Obviously, this is not a system that is “free to all.” It exposes as false the claims made by Google’s Brin who said, “While this agreement is a real win/win for all of us, the real victors are all the readers.” Under conditions where hundreds of millions of people all over the world have Internet access, how can a single-user terminal in a local library where nothing can be copied or printed without charges represent a victory for readers? Brin should have stopped at the “win/win for all of us,” i.e., Google and its Book Search business partners.

While the final form of the copyright infringement settlement may well be adjusted to accommodate some of the concerns regarding its monopolistic tendencies, the essentially anti-democratic character of the agreement will not be fundamentally modified. This is because it is impossible to square the interests of the owners of Google and its publishing partners with the needs of the majority of society.

The economic foundations of capitalism require that the authoring, production and online consumption by the public of the new digital form of books be subordinated to the private control of large corporate ownership and the drive for profit.

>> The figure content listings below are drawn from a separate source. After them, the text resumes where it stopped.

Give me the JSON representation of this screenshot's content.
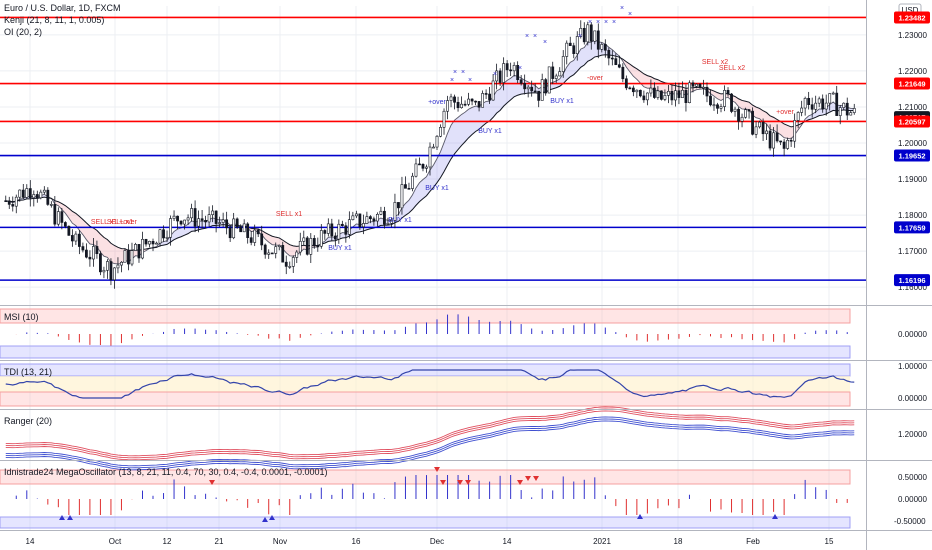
{
  "header": {
    "title": "Euro / U.S. Dollar, 1D, FXCM",
    "indicator1": "Kenji (21, 8, 11, 1, 0.005)",
    "indicator2": "OI (20, 2)",
    "currency_button": "USD"
  },
  "colors": {
    "bull": "#ffffff",
    "bear": "#131722",
    "red_level": "#ff0000",
    "blue_level": "#0000cc",
    "signal_blue": "#3333cc",
    "signal_red": "#e03030",
    "grid": "#eceff3"
  },
  "chart_data": [
    {
      "type": "candlestick",
      "title": "Euro / U.S. Dollar, 1D, FXCM",
      "ylim": [
        1.157,
        1.238
      ],
      "y_ticks": [
        "1.23000",
        "1.22000",
        "1.21000",
        "1.20000",
        "1.19000",
        "1.18000",
        "1.17000",
        "1.16000"
      ],
      "x_ticks": [
        "14",
        "Oct",
        "12",
        "21",
        "Nov",
        "16",
        "Dec",
        "14",
        "2021",
        "18",
        "Feb",
        "15"
      ],
      "price_labels": [
        "1.23482",
        "1.21649",
        "1.20717",
        "1.20597",
        "1.19652",
        "1.17659",
        "1.16196"
      ],
      "levels": [
        {
          "value": 1.23482,
          "color": "red"
        },
        {
          "value": 1.21649,
          "color": "red"
        },
        {
          "value": 1.20597,
          "color": "red"
        },
        {
          "value": 1.19652,
          "color": "blue"
        },
        {
          "value": 1.17659,
          "color": "blue"
        },
        {
          "value": 1.16196,
          "color": "blue"
        }
      ],
      "annotations": [
        {
          "text": "SELL x1",
          "color": "red"
        },
        {
          "text": "SELL x1",
          "color": "red"
        },
        {
          "text": "SELL x1",
          "color": "red"
        },
        {
          "text": "+over",
          "color": "red"
        },
        {
          "text": "BUY x1",
          "color": "blue"
        },
        {
          "text": "BUY x1",
          "color": "blue"
        },
        {
          "text": "BUY x1",
          "color": "blue"
        },
        {
          "text": "+over",
          "color": "blue"
        },
        {
          "text": "BUY x1",
          "color": "blue"
        },
        {
          "text": "BUY x1",
          "color": "blue"
        },
        {
          "text": "-over",
          "color": "red"
        },
        {
          "text": "SELL x2",
          "color": "red"
        },
        {
          "text": "SELL x2",
          "color": "red"
        },
        {
          "text": "+over",
          "color": "red"
        }
      ]
    },
    {
      "type": "bar",
      "title": "MSI (10)",
      "y_ticks": [
        "0.00000"
      ]
    },
    {
      "type": "line",
      "title": "TDI (13, 21)",
      "y_ticks": [
        "1.00000",
        "0.00000"
      ]
    },
    {
      "type": "line",
      "title": "Ranger (20)",
      "y_ticks": [
        "1.20000"
      ]
    },
    {
      "type": "bar",
      "title": "Idnistrade24 MegaOscillator (13, 8, 21, 11, 0.4, 70, 30, 0.4, -0.4, 0.0001, -0.0001)",
      "y_ticks": [
        "0.50000",
        "0.00000",
        "-0.50000"
      ]
    }
  ]
}
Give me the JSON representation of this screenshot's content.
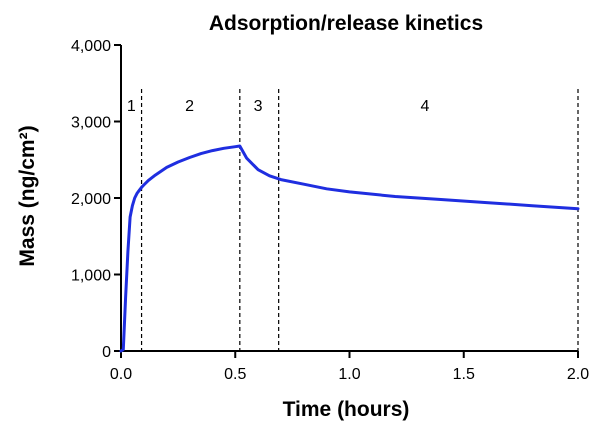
{
  "chart_data": {
    "type": "line",
    "title": "Adsorption/release kinetics",
    "xlabel": "Time (hours)",
    "ylabel": "Mass (ng/cm²)",
    "xlim": [
      0.0,
      2.0
    ],
    "ylim": [
      0,
      4000
    ],
    "x_ticks": [
      {
        "value": 0.0,
        "label": "0.0"
      },
      {
        "value": 0.5,
        "label": "0.5"
      },
      {
        "value": 1.0,
        "label": "1.0"
      },
      {
        "value": 1.5,
        "label": "1.5"
      },
      {
        "value": 2.0,
        "label": "2.0"
      }
    ],
    "y_ticks": [
      {
        "value": 0,
        "label": "0"
      },
      {
        "value": 1000,
        "label": "1,000"
      },
      {
        "value": 2000,
        "label": "2,000"
      },
      {
        "value": 3000,
        "label": "3,000"
      },
      {
        "value": 4000,
        "label": "4,000"
      }
    ],
    "grid": false,
    "series": [
      {
        "color": "#1f2ee0",
        "x": [
          0.0,
          0.01,
          0.02,
          0.03,
          0.04,
          0.05,
          0.06,
          0.07,
          0.08,
          0.09,
          0.1,
          0.12,
          0.15,
          0.2,
          0.25,
          0.3,
          0.35,
          0.4,
          0.45,
          0.5,
          0.52,
          0.55,
          0.6,
          0.65,
          0.7,
          0.8,
          0.9,
          1.0,
          1.2,
          1.4,
          1.6,
          1.8,
          2.0
        ],
        "y": [
          0,
          20,
          700,
          1300,
          1750,
          1900,
          2000,
          2060,
          2100,
          2140,
          2170,
          2230,
          2300,
          2400,
          2470,
          2530,
          2580,
          2620,
          2650,
          2670,
          2680,
          2520,
          2370,
          2290,
          2240,
          2180,
          2120,
          2080,
          2020,
          1980,
          1940,
          1900,
          1860
        ]
      }
    ],
    "vertical_lines": [
      0.09,
      0.52,
      0.69,
      2.0
    ],
    "phase_labels": [
      {
        "label": "1",
        "x": 0.045
      },
      {
        "label": "2",
        "x": 0.3
      },
      {
        "label": "3",
        "x": 0.6
      },
      {
        "label": "4",
        "x": 1.33
      }
    ]
  }
}
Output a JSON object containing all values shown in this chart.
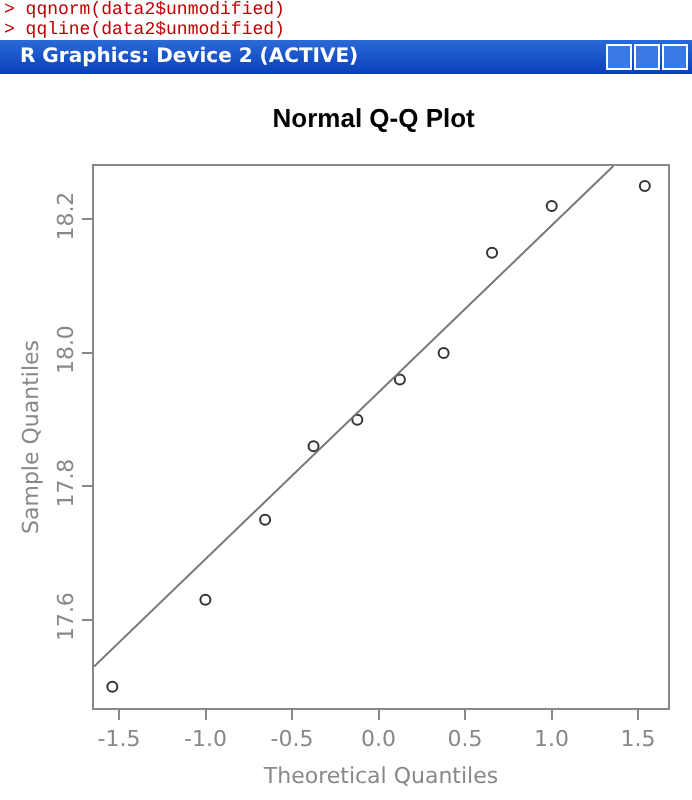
{
  "chart_data": {
    "type": "scatter",
    "title": "Normal Q-Q Plot",
    "xlabel": "Theoretical Quantiles",
    "ylabel": "Sample Quantiles",
    "annotations": [
      "> qqnorm(data2$unmodified)",
      "> qqline(data2$unmodified)",
      "R Graphics: Device 2 (ACTIVE)"
    ],
    "series": [
      {
        "color": "#333333",
        "marker": "circle",
        "x": [
          -1.539,
          -1.001,
          -0.656,
          -0.376,
          -0.123,
          0.123,
          0.376,
          0.656,
          1.001,
          1.539
        ],
        "values": [
          17.5,
          17.63,
          17.75,
          17.86,
          17.9,
          17.96,
          18.0,
          18.15,
          18.22,
          18.25
        ]
      },
      {
        "type": "line",
        "color": "#777777",
        "line_style": "solid",
        "x": [
          -1.645,
          1.357
        ],
        "values": [
          17.53,
          18.28
        ]
      }
    ],
    "xlim": [
      -1.645,
      1.673
    ],
    "ylim": [
      17.468,
      18.28
    ],
    "xticks": [
      -1.5,
      {
        "value": -1,
        "label": "-1.0"
      },
      -0.5,
      {
        "value": 0,
        "label": "0.0"
      },
      0.5,
      {
        "value": 1,
        "label": "1.0"
      },
      1.5
    ],
    "yticks": [
      17.6,
      17.8,
      {
        "value": 18,
        "label": "18.0"
      },
      18.2
    ],
    "grid": false
  }
}
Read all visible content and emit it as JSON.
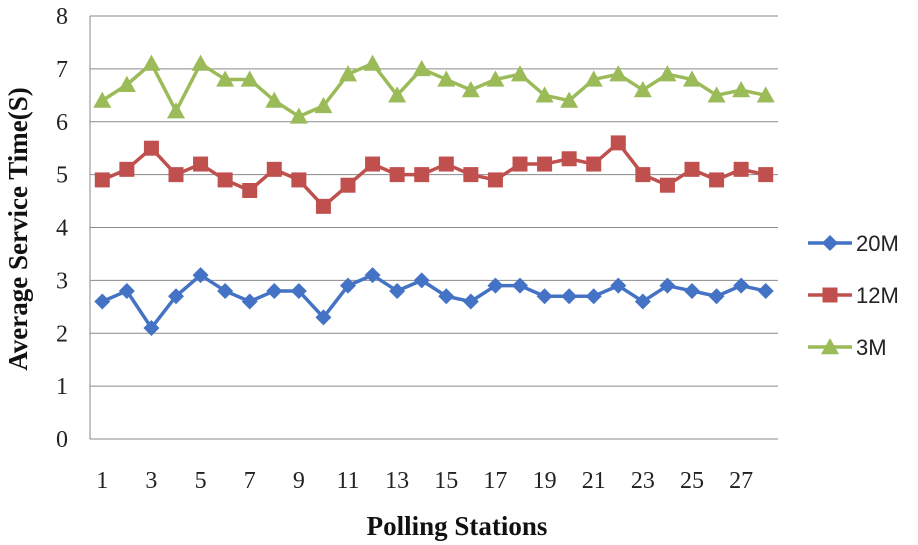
{
  "chart_data": {
    "type": "line",
    "title": "",
    "xlabel": "Polling Stations",
    "ylabel": "Average Service Time(S)",
    "ylim": [
      0,
      8
    ],
    "yticks": [
      0,
      1,
      2,
      3,
      4,
      5,
      6,
      7,
      8
    ],
    "grid": true,
    "legend_position": "right",
    "x": [
      1,
      2,
      3,
      4,
      5,
      6,
      7,
      8,
      9,
      10,
      11,
      12,
      13,
      14,
      15,
      16,
      17,
      18,
      19,
      20,
      21,
      22,
      23,
      24,
      25,
      26,
      27,
      28
    ],
    "x_tick_labels": [
      "1",
      "3",
      "5",
      "7",
      "9",
      "11",
      "13",
      "15",
      "17",
      "19",
      "21",
      "23",
      "25",
      "27"
    ],
    "series": [
      {
        "name": "20M",
        "marker": "diamond",
        "color": "#4472C4",
        "values": [
          2.6,
          2.8,
          2.1,
          2.7,
          3.1,
          2.8,
          2.6,
          2.8,
          2.8,
          2.3,
          2.9,
          3.1,
          2.8,
          3.0,
          2.7,
          2.6,
          2.9,
          2.9,
          2.7,
          2.7,
          2.7,
          2.9,
          2.6,
          2.9,
          2.8,
          2.7,
          2.9,
          2.8
        ]
      },
      {
        "name": "12M",
        "marker": "square",
        "color": "#C0504D",
        "values": [
          4.9,
          5.1,
          5.5,
          5.0,
          5.2,
          4.9,
          4.7,
          5.1,
          4.9,
          4.4,
          4.8,
          5.2,
          5.0,
          5.0,
          5.2,
          5.0,
          4.9,
          5.2,
          5.2,
          5.3,
          5.2,
          5.6,
          5.0,
          4.8,
          5.1,
          4.9,
          5.1,
          5.0
        ]
      },
      {
        "name": "3M",
        "marker": "triangle",
        "color": "#9BBB59",
        "values": [
          6.4,
          6.7,
          7.1,
          6.2,
          7.1,
          6.8,
          6.8,
          6.4,
          6.1,
          6.3,
          6.9,
          7.1,
          6.5,
          7.0,
          6.8,
          6.6,
          6.8,
          6.9,
          6.5,
          6.4,
          6.8,
          6.9,
          6.6,
          6.9,
          6.8,
          6.5,
          6.6,
          6.5
        ]
      }
    ]
  }
}
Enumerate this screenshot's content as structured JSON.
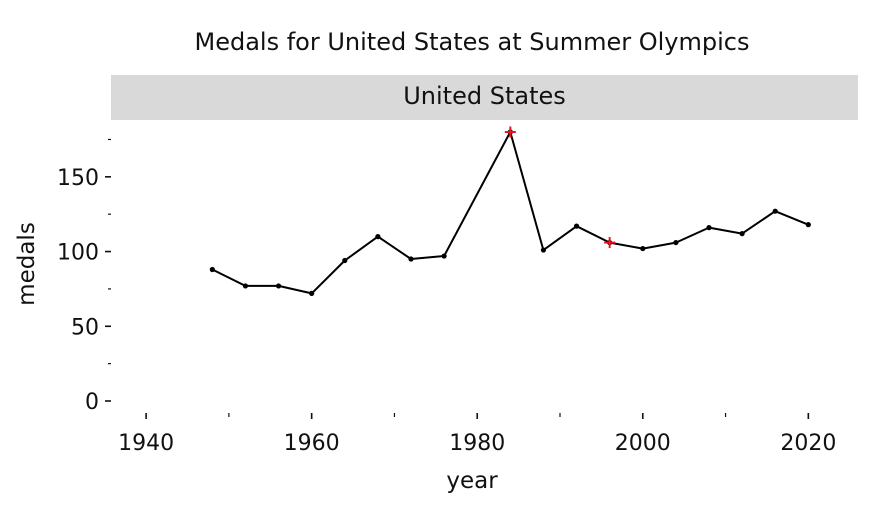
{
  "chart_data": {
    "type": "line",
    "title": "Medals for United States at Summer Olympics",
    "facet": "United States",
    "xlabel": "year",
    "ylabel": "medals",
    "xlim": [
      1936,
      2026
    ],
    "ylim": [
      0,
      180
    ],
    "x_ticks": [
      1940,
      1960,
      1980,
      2000,
      2020
    ],
    "x_minor_ticks": [
      1950,
      1970,
      1990,
      2010
    ],
    "y_ticks": [
      0,
      50,
      100,
      150
    ],
    "y_minor_ticks": [
      25,
      75,
      125,
      175
    ],
    "grid": false,
    "series": [
      {
        "x": [
          1948,
          1952,
          1956,
          1960,
          1964,
          1968,
          1972,
          1976,
          1984,
          1988,
          1992,
          1996,
          2000,
          2004,
          2008,
          2012,
          2016,
          2020
        ],
        "values": [
          88,
          77,
          77,
          72,
          94,
          110,
          95,
          97,
          180,
          101,
          117,
          106,
          102,
          106,
          116,
          112,
          127,
          118
        ],
        "color": "#000000"
      }
    ],
    "highlights": [
      {
        "x": 1984,
        "value": 180,
        "color": "#e8141d",
        "marker": "plus"
      },
      {
        "x": 1996,
        "value": 106,
        "color": "#e8141d",
        "marker": "plus"
      }
    ],
    "strip_color": "#d9d9d9"
  }
}
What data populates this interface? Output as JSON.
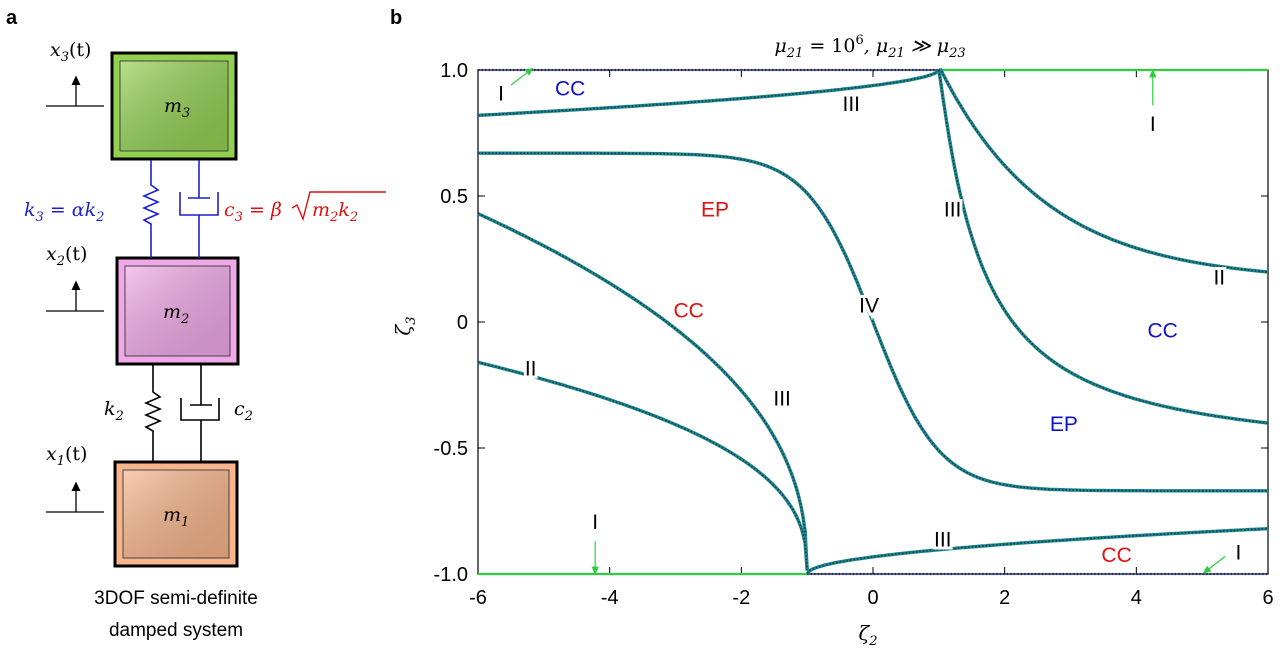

These facts of society are the basis of the exclusive and discriminatory nature of the Book Search project.

There is no question that the Google Book Search technology has brought society closer than ever to the democratization of human knowledge; that we can see a clear path to the conversion of all printed books into electronic form alone proves this. However, as with every scientific and technological development in twentieth and twenty-first century capitalist society, such advancements are always:

1. Encumbered with significant developmental aberration and technical limitation;

2. Stunted, deformed and never capable of fulfilling the promise of creators and inventors;

3. Converted into tools of the military-intelligence apparatus of the state;

4. Manipulated to serve generally coercive and destructive forces upon society and the people as a whole.

As Leon Trotsky explained in 1926 in a speech entitled Radio, Science, Technique and Society, “Technique and science have their own logic - the logic of the cognition of nature and the mastering of it in the interests of man. But technique and science develop not in a vacuum but in human society, which consists of classes. The ruling class, the possessing class, controls technique and through it controls nature. Technique in itself cannot be called either militaristic or pacifistic. In a society in which the ruling class is militaristic, technique is in the service of militarism.”

These same tendencies are embedded in the Google Book Search project and they cannot be waved away with the visionary promises of corporate CEOs or with well-intended legal arguments from the liberal and non-profit establishment. Brought to their logical conclusion under the deepening crisis of capitalist society, the barbaric social and political consequences of all the world’s information being organized for the profit interests of corporations like Google are far graver than anything even George Orwell could have imagined.

The alternative is a rational, and necessarily socialist, organization of a universal online catalog of mankind’s literature made available in unlimited form to everyone. Driven by the needs of mass society and organized as a central element of culture and education, the online book database would be funded by the government and include an appropriate compensation structure for authors, publishers and others involved in the creative and technical aspects of bringing this system to fruition.

The entire population—young and old—would be educated and trained on how to enrich themselves through this font of human accomplishment. Such measures are deeply democratic and require the conscious political activity of the working population to put them into place. Only in this way can the promise of the digital age be realized; where each individual will both benefit from and contribute to the whole of human thought.